Meta Moves Into Forecasting
Mark Zuckerberg has directed Meta to develop its own prediction market platform, according to reports – a move that plants the social media giant squarely in territory already occupied by dedicated forecasting services.

What a Prediction Market Actually Is, and Why Meta Wants One
Prediction markets let users stake money or points on the outcomes of real-world events – elections, sports results, economic indicators, corporate decisions. The mechanics are straightforward: if you believe something will happen, you buy a position. If you’re right, you profit. The collective pricing of those positions produces a crowd-sourced probability estimate that has historically outperformed traditional polling and expert analysis in several documented cases.
Platforms like Polymarket and Kalshi have spent years building audiences around this concept, and both saw significant traffic spikes during the 2024 U.S. presidential election cycle. Polymarket alone processed hundreds of millions of dollars in election-related volume. That kind of engagement – opinionated, sticky, return-visit-driven – is exactly the kind of behavior Meta’s platforms have struggled to sustain as younger users drift toward short-form video and away from text-based debate.
Zuckerberg’s reported directive suggests Meta sees prediction markets not just as a product feature, but as a mechanism for re-anchoring user attention around live events. Rather than watching a news cycle scroll past in a feed, users with a financial or point-based stake in an outcome have a reason to keep checking back. That retention logic maps cleanly onto Meta’s broader interest in keeping users inside its apps longer – particularly on Facebook, where the average age of the active user base continues to climb.
There is also a data angle. Prediction markets generate structured, timestamped expressions of user belief about specific topics. That behavioral signal – who bets what, when, and on which events – is a richer dataset than a like or a share. For a company that has built its advertising business on behavioral inference, the informational byproduct of running a prediction market is not a small consideration.

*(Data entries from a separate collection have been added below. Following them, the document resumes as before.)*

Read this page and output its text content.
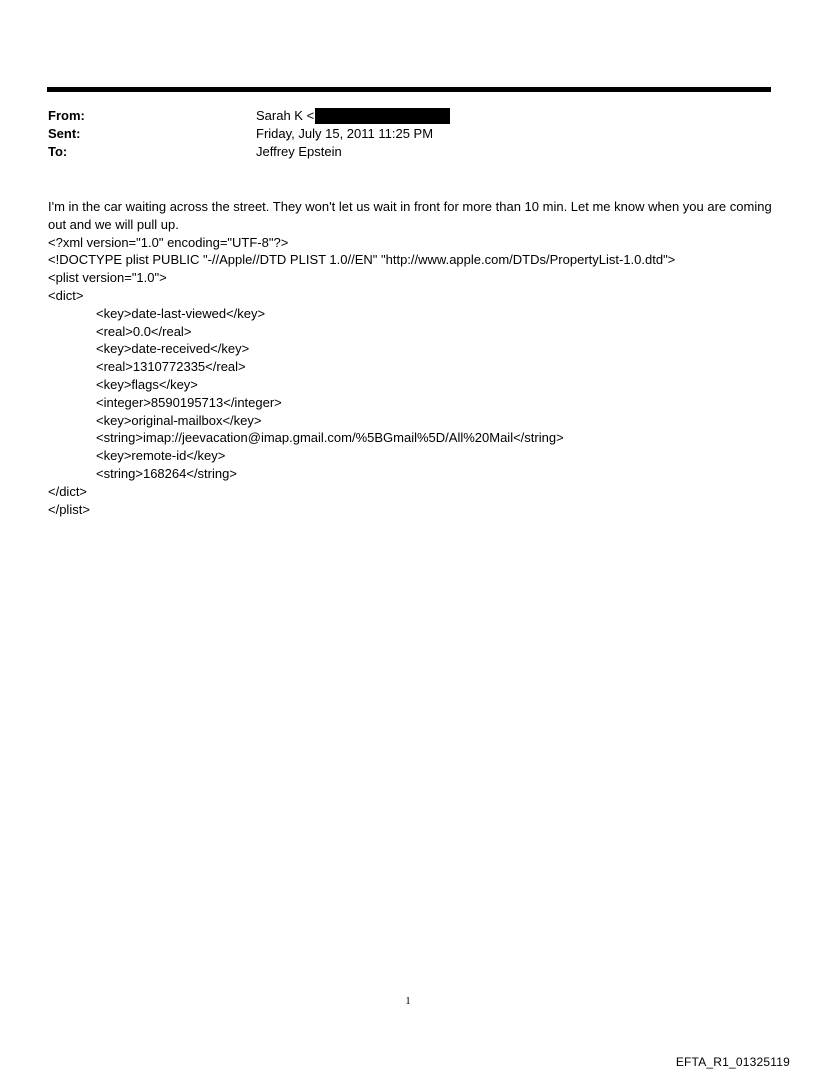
From:	Sarah K <
Sent:	Friday, July 15, 2011 11:25 PM
To:	Jeffrey Epstein

I'm in the car waiting across the street. They won't let us wait in front for more than 10 min. Let me know when you are coming out and we will pull up.

<?xml version="1.0" encoding="UTF-8"?>
<!DOCTYPE plist PUBLIC "-//Apple//DTD PLIST 1.0//EN" "http://www.apple.com/DTDs/PropertyList-1.0.dtd">
<plist version="1.0">
<dict>
<key>date-last-viewed</key>
<real>0.0</real>
<key>date-received</key>
<real>1310772335</real>
<key>flags</key>
<integer>8590195713</integer>
<key>original-mailbox</key>
<string>imap://jeevacation@imap.gmail.com/%5BGmail%5D/All%20Mail</string>
<key>remote-id</key>
<string>168264</string>
</dict>
</plist>
1
EFTA_R1_01325119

The Complications Meta Will Have to Navigate
Building a prediction market is not the same as launching a new feed format or a Stories clone. The regulatory environment is complicated. In the United States, real-money prediction markets that touch on elections operate in a legal gray zone that the Commodity Futures Trading Commission has spent years trying to define. Kalshi fought a prolonged legal battle with the CFTC before being permitted to offer U.S. election contracts. Polymarket, which is based offshore and technically restricted for U.S. users, became the most-discussed platform anyway – a fact that illustrates how porous those restrictions are in practice.
Meta’s scale creates a specific version of this problem. A small platform running election markets can be dismissed as a novelty. Meta, with billions of active users across Facebook, Instagram, and WhatsApp, would be running one of the largest public forecasting systems ever built the moment it launched. That draw regulatory attention almost by default, regardless of whether the markets involve real money or virtual tokens.
The virtual-token route is the most likely starting point, precisely because it sidesteps direct gambling regulation. Platforms including X (formerly Twitter) have experimented with token-based forecasting tied to trending topics without triggering the same regulatory scrutiny as real-money markets. Meta could plausibly launch something similar – users predict outcomes, earn or lose points, climb leaderboards – without ever processing a financial transaction in the regulatory sense.
But a points-only system creates its own tension. Part of what makes prediction markets function as forecasting tools is that real money creates real incentives to be accurate. When users are betting virtual currency with no cash value, the quality of the crowd-sourced signal degrades. Meta would be building the interface of a prediction market without the epistemic engine that makes those markets interesting. Whether that matters depends on what Meta actually wants: a forecasting tool, or a stickiness mechanism dressed up as one.
Meta has also been navigating a complicated public relationship with political content. The company spent several years actively reducing the distribution of political posts on Facebook and Instagram, citing user feedback that political content felt exhausting and divisive. Prediction markets centered on elections and political events would reverse that direction entirely – pulling political forecasting back to the center of the product experience. Meta has previously partnered with law enforcement agencies to dismantle coordinated inauthentic behavior at scale, and a live prediction market tied to elections would create new surfaces for that kind of manipulation.

Where This Leaves the Existing Players
For Polymarket and Kalshi, Meta’s reported entry is the kind of news that is hard to read cleanly. On one hand, a major platform validating the prediction market concept accelerates mainstream awareness in a way that years of press coverage have not managed. On the other hand, Meta has the distribution, the existing user accounts, and the engineering resources to build a competing product that reaches more people in its first week than either platform has reached in its entire history.
Zuckerberg’s track record with adjacent-platform acquisitions and copies – Instagram, WhatsApp, the relentless attempts to replicate TikTok’s format – suggests that when Meta decides a product category is worth entering, it commits resources that independent startups cannot match. Whether the company builds this internally, acquires a smaller player, or partners with an existing market operator is still unknown. What is known is that one directive from Zuckerberg is now sitting somewhere inside Meta’s product organization, waiting to become a roadmap item – and the platforms that built this space without Meta’s backing are now watching to see which version of the company shows up.